CMake is a collection of open source tools that are designed to build, test and package software. It is used to control the compilation process through configuration files that generates native makefiles or workspaces that can be used to compile on the environment of choice. In short, CMake is not a build system, but a collection of tools that generates another system's build files.
CMake is constantly evolving and the most significant additions were released in version 3.0 which is what we called "Modern CMake". Despite this constant evolution and benefits many software engineers and programmers are not using them due to the lack of knowledge or some sort of resistance to modernizing old code base.
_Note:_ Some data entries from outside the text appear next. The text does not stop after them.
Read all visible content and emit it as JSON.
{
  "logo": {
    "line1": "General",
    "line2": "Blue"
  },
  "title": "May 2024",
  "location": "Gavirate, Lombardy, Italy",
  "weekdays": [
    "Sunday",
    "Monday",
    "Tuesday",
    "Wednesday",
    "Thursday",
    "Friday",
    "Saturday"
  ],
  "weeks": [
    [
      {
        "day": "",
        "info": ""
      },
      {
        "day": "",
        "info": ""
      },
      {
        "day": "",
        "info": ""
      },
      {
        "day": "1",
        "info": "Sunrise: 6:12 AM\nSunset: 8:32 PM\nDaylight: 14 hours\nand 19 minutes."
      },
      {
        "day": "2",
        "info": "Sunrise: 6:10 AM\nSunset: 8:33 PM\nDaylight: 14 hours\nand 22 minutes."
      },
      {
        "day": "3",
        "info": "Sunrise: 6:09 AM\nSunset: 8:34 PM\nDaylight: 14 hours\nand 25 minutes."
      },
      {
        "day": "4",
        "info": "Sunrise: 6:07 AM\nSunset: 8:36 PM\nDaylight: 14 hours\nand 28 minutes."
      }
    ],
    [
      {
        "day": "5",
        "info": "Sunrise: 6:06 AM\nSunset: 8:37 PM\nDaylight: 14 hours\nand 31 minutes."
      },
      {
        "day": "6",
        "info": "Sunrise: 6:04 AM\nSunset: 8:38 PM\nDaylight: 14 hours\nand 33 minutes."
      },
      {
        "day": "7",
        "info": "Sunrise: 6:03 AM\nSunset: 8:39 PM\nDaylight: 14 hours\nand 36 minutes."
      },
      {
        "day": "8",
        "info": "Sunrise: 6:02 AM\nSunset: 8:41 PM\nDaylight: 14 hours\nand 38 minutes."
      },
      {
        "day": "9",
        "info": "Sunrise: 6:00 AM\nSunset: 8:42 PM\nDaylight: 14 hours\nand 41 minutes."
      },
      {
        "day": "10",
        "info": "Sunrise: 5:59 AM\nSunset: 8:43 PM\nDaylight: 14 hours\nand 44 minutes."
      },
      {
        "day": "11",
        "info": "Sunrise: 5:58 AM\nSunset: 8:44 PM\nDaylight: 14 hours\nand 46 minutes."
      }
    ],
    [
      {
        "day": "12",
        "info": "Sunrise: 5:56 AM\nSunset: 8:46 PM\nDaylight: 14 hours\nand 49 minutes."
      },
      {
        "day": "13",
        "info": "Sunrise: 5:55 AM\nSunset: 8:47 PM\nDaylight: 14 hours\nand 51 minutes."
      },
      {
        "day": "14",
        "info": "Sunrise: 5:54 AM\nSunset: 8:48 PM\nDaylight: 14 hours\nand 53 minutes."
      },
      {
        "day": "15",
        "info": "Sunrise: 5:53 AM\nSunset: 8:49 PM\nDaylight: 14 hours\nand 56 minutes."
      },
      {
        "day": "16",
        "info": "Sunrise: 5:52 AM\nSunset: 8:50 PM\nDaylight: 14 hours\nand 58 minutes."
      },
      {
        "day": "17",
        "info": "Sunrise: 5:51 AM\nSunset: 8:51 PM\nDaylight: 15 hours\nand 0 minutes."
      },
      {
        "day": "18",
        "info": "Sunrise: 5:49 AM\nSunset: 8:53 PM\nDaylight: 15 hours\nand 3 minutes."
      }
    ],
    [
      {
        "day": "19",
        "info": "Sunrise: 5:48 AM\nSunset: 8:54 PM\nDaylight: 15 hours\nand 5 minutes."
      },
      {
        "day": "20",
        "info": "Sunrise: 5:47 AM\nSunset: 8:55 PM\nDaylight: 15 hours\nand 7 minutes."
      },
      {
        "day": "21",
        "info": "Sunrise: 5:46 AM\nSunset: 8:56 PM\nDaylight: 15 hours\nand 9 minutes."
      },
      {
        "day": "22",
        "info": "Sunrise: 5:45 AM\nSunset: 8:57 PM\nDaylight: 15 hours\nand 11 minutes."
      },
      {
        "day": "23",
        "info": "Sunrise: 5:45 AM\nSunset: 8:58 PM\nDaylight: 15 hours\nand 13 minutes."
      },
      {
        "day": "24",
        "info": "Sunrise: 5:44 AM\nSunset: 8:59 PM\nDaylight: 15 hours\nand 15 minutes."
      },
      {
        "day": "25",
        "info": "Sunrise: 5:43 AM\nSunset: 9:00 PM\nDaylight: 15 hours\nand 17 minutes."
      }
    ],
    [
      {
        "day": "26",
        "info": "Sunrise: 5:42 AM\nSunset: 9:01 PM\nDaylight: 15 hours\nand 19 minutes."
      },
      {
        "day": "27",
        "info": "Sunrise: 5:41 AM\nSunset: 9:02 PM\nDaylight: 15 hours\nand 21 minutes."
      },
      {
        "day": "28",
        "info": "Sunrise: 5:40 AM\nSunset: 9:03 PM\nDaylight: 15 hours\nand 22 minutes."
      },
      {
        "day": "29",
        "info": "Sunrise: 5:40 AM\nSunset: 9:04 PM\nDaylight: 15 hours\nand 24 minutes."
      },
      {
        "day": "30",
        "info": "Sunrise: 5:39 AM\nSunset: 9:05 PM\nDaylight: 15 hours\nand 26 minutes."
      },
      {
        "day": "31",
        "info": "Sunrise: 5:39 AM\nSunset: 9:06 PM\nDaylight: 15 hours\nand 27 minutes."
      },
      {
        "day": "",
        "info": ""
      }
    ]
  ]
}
To get started with modern CMake you need to update your installation to the latest version of CMake, and add to your CMakeLists.txt the minimum required version to 3.10 or above. Below is a minimal CMakeLists.txt file that you can use as a reference to in your CMake and C++ projects.
cmake_minimum_required(VERSION 3.10.2)
# Set version variables
set(version_major "0")
set(version_minor "0")
set(version_patch "1")
# Set project version
set(project_version "${version_major}.${version_minor}.${version_patch}")
# Set the project and description
project(ProjectName VERSION ${project_version} DESCRIPTION "Project Name" LANGUAGES CXX)
# Set custom cmake modules path
set(CMAKE_MODULE_PATH ${CMAKE_MODULE_PATH} "${CMAKE_SOURCE_DIR}/cmake/")
# Set output paths
set(CMAKE_RUNTIME_OUTPUT_DIRECTORY ${CMAKE_CURRENT_BINARY_DIR}/bin)
set(CMAKE_ARCHIVE_OUTPUT_DIRECTORY ${CMAKE_CURRENT_BINARY_DIR}/lib)
set(CMAKE_LIBRARY_OUTPUT_DIRECTORY ${CMAKE_CURRENT_BINARY_DIR}/lib)
# Use c++11 flag for all modules
add_definitions("-std=c++11")
# Conan setup for dependencies
include(${CMAKE_BINARY_DIR}/conan_paths.cmake)
# Add sources
add_subdirectory(src)
# Testing
# PN stands for project namespace, change accordingly
option(PN_BUILD_TESTS "Determines whether to build tests." ON)
if(PN_BUILD_TESTS)
enable_testing()
add_subdirectory(test)
endif(PN_BUILD_TESTS)
Thinking in Modules
For example, imagine you're working on a delivery application similar to Uber Eats, you might have an architecture similar to this:
Where you have your modules separated by domains, in theory you can test and develop in isolation. This kinda looks OK, though we all know this is not going to be maintained and sooner than later we ended up with something like this:
In practice, we ended up mixing and matching our modules, soon the route calculator module will be requiring the prices serializer and the order serializer modules as dependencies and as a result their dependencies and compilation flags. So what do we do? the typical solution is to group those modules.
And more grouping needed in the client's orders and fare modules:
But the problem with this "solution" is that we ended up with a big monolithic code base, with a compilation nightmare where updating or changing one dependency affects modules who don't even directly use that dependency so we ended up declaring every dependency as public 🤢.
If you need a more in depth example, Mathieu Ropert talked about the benefits and patterns that can be used for modular design using CMake in his CppCon 2017. I highly recommend watching Ropert's talk.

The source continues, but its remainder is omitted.